The trouble is, these wounds rarely stay buried – many of those who witnessed terrible things struggled to function in their professional and family lives. Kidman and Firth’s heartfelt performances eloquently state the case for facing up to the past.
FILM
DELIVERY MAN
Cert 12a | By Melissa York
Two Stars
DELIVERY Man tells the story of David Wozniak, a man who donated to a sperm bank over 600 times under the pseudonym Starbuck. The clinic gave his sperm to hundreds of women and boy did he deliver. David Wozniak discovers he has 533 kids and 142 of them have launched a legal challenge to find out who he is.
Vince Vaughn manages to be likeable as a character who is essentially an immature waster. In fact, Vaughn is so appealing in the role, he out-charms the kids he’s ignored for 20 years. Hundreds of these impossibly attractive twenty-somethings meet regularly to hold “find Starbuck” meetings, go on camping holidays and enthuse about their half brothers and sisters. It’s all a bit nauseating.

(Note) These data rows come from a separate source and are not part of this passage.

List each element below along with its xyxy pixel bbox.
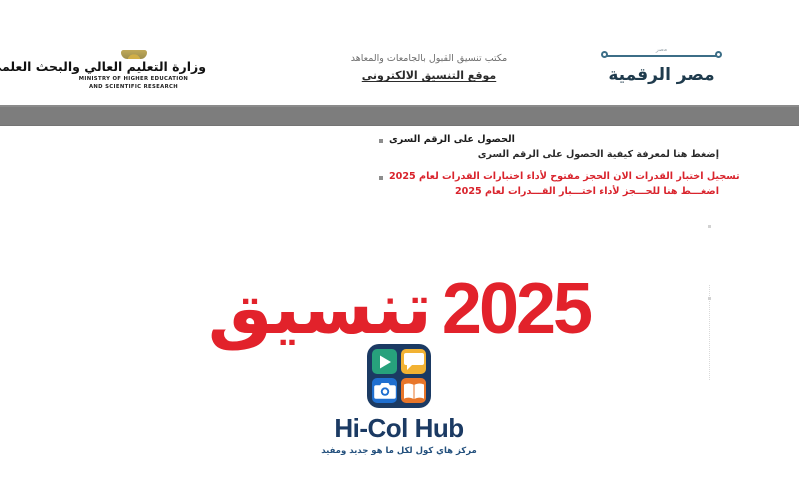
- page-guide-dot: [709, 225, 712, 228]
- digital-egypt-mark-label: ﻣﺻﺭ: [600, 46, 725, 53]
- announcement-link[interactable]: اضغـــط هنا للحـــجز لأداء اختـــبار الق…: [380, 185, 720, 198]
- announcement-item: تسجيل اختبار القدرات الان الحجز مفتوح لأ…: [380, 171, 720, 198]
- hero-year: 2025: [443, 273, 591, 345]
- digital-egypt-name: مصر الرقمية: [600, 65, 725, 85]
- brand-name: Hi-Col Hub: [0, 413, 800, 444]
- egypt-eagle-crest-icon: [122, 50, 148, 59]
- office-subtitle: مكتب تنسيق القبول بالجامعات والمعاهد: [310, 52, 550, 66]
- hero-title: 2025تنسيق: [0, 272, 800, 345]
- square-bullet-icon: [380, 139, 384, 143]
- office-title-block: مكتب تنسيق القبول بالجامعات والمعاهد موق…: [310, 52, 550, 82]
- announcement-link[interactable]: إضغط هنا لمعرفة كيفية الحصول على الرقم ا…: [380, 148, 720, 161]
- page-canvas: وزارة التعليم العالي والبحث العلمي MINIS…: [0, 0, 800, 483]
- announcement-title: تسجيل اختبار القدرات الان الحجز مفتوح لأ…: [390, 171, 741, 184]
- site-header: وزارة التعليم العالي والبحث العلمي MINIS…: [0, 0, 800, 105]
- bar-line: [606, 55, 719, 57]
- ministry-name-arabic: وزارة التعليم العالي والبحث العلمي: [62, 60, 207, 74]
- digital-egypt-logo: ﻣﺻﺭ مصر الرقمية: [600, 46, 725, 85]
- announcement-item: الحصول على الرقم السرى إضغط هنا لمعرفة ك…: [380, 134, 720, 161]
- digital-egypt-bar-icon: ﻣﺻﺭ: [600, 46, 725, 64]
- chat-bubble-icon: [402, 349, 427, 374]
- play-button-icon: [373, 349, 398, 374]
- open-book-icon: [402, 378, 427, 403]
- square-bullet-icon: [380, 176, 384, 180]
- camera-icon: [373, 378, 398, 403]
- announcement-title: الحصول على الرقم السرى: [390, 134, 516, 147]
- announcement-list: الحصول على الرقم السرى إضغط هنا لمعرفة ك…: [380, 134, 720, 209]
- brand-watermark: Hi-Col Hub مركز هاي كول لكل ما هو جديد و…: [0, 344, 800, 456]
- ministry-logo: وزارة التعليم العالي والبحث العلمي MINIS…: [62, 50, 207, 92]
- ministry-name-english-line2: AND SCIENTIFIC RESEARCH: [62, 84, 207, 92]
- hero-word: تنسيق: [209, 266, 433, 350]
- navigation-band[interactable]: [0, 105, 800, 126]
- brand-tagline: مركز هاي كول لكل ما هو جديد ومفيد: [0, 446, 800, 456]
- office-title[interactable]: موقع التنسيق الالكتروني: [310, 69, 550, 82]
- brand-logo-tile: [368, 344, 432, 408]
- ministry-name-english-line1: MINISTRY OF HIGHER EDUCATION: [62, 76, 207, 84]
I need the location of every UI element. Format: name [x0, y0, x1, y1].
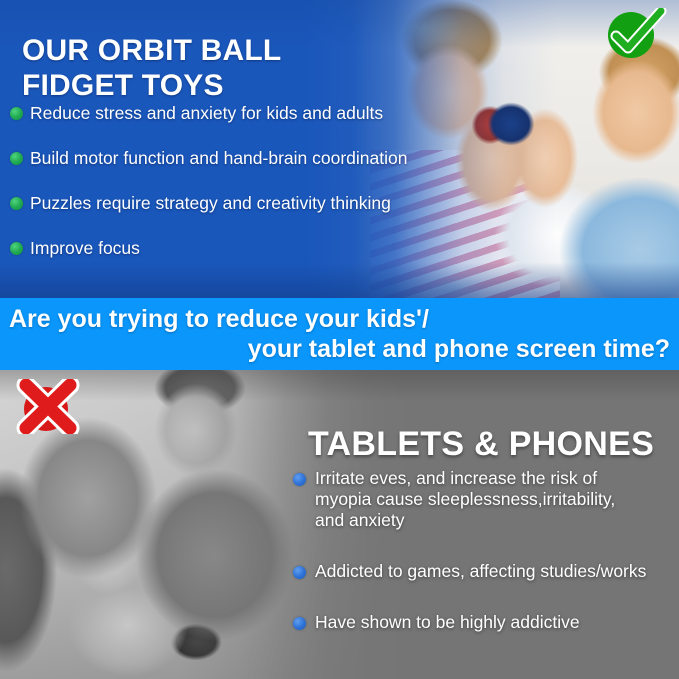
green-check-icon	[601, 8, 667, 60]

Unable to work up the courage to tell the Brady Bunch he’s their biological father, Wozniak follows them around and tries to favourably intervene in their lives. This makes for a ploddingly episodic narrative, and for a comedy, there aren’t many laughs. There are, though, a few touching moments, derived mainly from Wozniak’s attempts to get to know his disabled son.
The basic premise is fleetingly interesting but the script is torn between being a meaningful look at fatherhood and a light-hearted comedy. In the end it achieves neither. Ultimately, Delivery Man is, like its bland title, rather forgettable.
THEATRE
FUERZABRUTA
The Roundhouse | By Alex Dymoke
Five Stars
WHEN Fuerzabruta, the all-singing all-dancing South American theatrical extravaganza, re-opened the Roundhouse in 2006, it was massive hit. Now, after crashing their way around the globe on a mammoth world tour, they’re back.
And they’ve aged well. Literally translated as “brute force”, Fuerzabruta is undersold by its name. Yes, it’s out to engage the body more than the mind, but the technical skill of the performers elevate circus tricks to something altogether more impressive.
In the absence of any coherent shape or narrative, spectacular acrobatic vignettes are linked only by a pounding club beat. The Roundhouse space is used to maximum effect with trapeze artists racing each other round and round the venue’s vertical walls. Two water-filled tanks containing mermaid-like acrobats descend from the ceiling – a spectacle well worth the neck-ache. It’s an unashamedly populist treat.